Asked to cite the primary challenges facing proper IoT device security, 72 percent of respondents said the biggest impediment was a failure to bake security mechanisms into the device itself. “Things like not using encryption to transmit data from one device to another. We see that on a regular basis,” Daniel Miessler, director of advisory services at IOActive, said in an interview with SCMagazine.com. Or “having different security requirements for mobile applications vs. web applications.”
Weak cloud security, whereby credentials are susceptible to a brute-force attack, is another common problem, he added.
These are very fundamental mistakes that companies are making. That's the type of stuff want to see [fixes] built in if we want to see any kind of improvement,” said Miessler.
The next most commonly cited challenges to IoT security were uneducated users and user error (63 percent), and data privacy (59 percent).
The majority of survey-takers, 83 percent, also agreed that public disclosure of IoT vulnerabilities, in and of itself, is not a significant enough step toward improving IoT product security, and that some form of regulatory action would be more effective. Setting minimum security compliance standards and issuing mandatory product recalls, updates and injunctions were the top two suggestions for measurably improving IoT security.

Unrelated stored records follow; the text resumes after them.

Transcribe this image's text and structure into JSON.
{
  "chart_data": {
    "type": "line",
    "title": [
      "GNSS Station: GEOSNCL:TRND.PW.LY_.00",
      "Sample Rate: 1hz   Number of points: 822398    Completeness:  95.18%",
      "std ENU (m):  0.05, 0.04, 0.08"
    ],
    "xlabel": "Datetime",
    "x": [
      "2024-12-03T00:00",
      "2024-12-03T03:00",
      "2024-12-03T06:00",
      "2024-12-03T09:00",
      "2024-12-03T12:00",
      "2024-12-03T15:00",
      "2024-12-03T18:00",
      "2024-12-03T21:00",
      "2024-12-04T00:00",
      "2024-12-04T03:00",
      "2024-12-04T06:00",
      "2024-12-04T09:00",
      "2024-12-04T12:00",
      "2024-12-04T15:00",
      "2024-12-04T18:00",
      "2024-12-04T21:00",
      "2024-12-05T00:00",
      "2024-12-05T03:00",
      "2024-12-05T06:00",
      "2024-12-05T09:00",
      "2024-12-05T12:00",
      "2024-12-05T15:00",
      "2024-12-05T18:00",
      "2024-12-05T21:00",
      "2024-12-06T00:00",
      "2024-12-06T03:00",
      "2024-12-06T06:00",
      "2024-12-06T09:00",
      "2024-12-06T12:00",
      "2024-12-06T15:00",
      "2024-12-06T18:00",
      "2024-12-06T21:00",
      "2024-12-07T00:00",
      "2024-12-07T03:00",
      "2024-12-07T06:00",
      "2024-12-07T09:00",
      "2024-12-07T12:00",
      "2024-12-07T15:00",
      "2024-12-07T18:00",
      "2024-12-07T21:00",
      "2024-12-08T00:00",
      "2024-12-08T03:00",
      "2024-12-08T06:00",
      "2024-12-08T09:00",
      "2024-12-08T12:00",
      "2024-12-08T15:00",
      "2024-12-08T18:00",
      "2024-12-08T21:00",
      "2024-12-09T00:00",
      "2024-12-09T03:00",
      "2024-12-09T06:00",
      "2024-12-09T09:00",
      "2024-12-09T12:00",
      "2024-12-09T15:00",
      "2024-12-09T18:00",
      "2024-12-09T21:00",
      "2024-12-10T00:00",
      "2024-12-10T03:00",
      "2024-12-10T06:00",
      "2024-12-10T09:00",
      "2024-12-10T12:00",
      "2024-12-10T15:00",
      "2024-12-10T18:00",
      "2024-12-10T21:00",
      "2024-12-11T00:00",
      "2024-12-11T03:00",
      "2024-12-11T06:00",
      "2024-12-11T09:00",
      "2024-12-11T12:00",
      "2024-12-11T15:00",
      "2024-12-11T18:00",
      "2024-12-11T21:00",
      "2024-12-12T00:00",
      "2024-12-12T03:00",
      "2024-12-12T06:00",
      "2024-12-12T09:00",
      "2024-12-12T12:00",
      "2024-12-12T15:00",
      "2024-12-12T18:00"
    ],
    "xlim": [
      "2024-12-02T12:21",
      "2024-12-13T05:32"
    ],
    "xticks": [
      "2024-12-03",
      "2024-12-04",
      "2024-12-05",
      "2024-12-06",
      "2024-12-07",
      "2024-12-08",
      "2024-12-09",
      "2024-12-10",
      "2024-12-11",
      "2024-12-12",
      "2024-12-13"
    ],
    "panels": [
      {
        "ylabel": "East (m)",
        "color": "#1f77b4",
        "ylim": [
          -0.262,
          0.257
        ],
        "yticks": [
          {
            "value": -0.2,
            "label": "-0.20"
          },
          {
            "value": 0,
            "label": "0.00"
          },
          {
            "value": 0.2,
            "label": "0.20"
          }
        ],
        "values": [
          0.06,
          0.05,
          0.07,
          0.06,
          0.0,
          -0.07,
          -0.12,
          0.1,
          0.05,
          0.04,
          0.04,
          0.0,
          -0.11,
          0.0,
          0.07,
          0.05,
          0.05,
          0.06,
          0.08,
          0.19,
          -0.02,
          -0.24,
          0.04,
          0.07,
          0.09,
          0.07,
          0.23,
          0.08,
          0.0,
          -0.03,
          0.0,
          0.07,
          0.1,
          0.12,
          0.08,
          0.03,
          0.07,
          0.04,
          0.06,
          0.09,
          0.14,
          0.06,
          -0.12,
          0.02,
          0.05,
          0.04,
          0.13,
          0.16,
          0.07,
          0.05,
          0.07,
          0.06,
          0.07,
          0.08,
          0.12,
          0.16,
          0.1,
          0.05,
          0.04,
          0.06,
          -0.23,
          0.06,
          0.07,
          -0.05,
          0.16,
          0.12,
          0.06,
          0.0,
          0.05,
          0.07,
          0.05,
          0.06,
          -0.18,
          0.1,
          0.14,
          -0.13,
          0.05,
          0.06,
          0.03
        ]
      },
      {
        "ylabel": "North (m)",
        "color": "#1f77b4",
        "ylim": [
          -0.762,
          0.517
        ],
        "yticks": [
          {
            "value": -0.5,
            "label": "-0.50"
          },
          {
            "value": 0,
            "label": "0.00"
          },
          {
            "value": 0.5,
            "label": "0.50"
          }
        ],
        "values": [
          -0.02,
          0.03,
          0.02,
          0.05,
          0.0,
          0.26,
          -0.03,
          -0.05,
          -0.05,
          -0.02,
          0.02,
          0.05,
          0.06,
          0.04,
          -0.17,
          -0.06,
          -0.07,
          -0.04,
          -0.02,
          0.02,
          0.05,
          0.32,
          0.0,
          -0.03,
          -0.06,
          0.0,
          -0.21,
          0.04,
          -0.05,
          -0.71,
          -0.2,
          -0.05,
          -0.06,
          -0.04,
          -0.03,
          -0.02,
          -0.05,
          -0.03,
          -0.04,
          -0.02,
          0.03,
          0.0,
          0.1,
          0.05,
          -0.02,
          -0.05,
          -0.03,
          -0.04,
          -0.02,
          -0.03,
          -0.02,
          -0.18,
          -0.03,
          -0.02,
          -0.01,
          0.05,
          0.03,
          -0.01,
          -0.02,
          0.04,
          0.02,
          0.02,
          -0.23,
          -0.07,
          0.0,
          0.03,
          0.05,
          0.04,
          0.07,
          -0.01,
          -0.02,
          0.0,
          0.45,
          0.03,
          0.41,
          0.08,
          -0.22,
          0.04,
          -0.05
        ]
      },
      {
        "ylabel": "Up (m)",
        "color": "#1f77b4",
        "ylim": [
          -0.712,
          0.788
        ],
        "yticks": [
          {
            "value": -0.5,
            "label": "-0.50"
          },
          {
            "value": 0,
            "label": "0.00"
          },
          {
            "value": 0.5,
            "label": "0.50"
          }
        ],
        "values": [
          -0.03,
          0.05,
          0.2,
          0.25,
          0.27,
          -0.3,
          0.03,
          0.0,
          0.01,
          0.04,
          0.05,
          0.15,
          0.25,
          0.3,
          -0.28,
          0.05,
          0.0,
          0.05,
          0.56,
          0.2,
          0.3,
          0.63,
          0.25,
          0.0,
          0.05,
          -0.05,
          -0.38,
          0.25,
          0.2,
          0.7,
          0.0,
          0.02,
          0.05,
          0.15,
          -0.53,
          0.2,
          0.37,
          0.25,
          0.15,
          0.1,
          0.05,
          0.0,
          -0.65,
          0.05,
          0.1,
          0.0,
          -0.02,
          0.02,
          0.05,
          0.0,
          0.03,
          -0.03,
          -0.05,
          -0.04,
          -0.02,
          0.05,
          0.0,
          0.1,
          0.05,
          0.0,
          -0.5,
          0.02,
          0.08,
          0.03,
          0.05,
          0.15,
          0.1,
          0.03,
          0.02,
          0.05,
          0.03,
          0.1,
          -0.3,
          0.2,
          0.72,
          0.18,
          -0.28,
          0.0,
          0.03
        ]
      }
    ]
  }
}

“We're already seeing a top-down regulation approach where at some point the government is going to go after or in some way sanction companies who don't put what is deemed to be minimum security into their products,” hopefully inspiring consumers to feel more confident, said Miessler. At the same time, Miessler believes consumer confidence and demand will also grow as an increasing number of IoT manufacturers take the necessarily steps to market their products as safe and secure.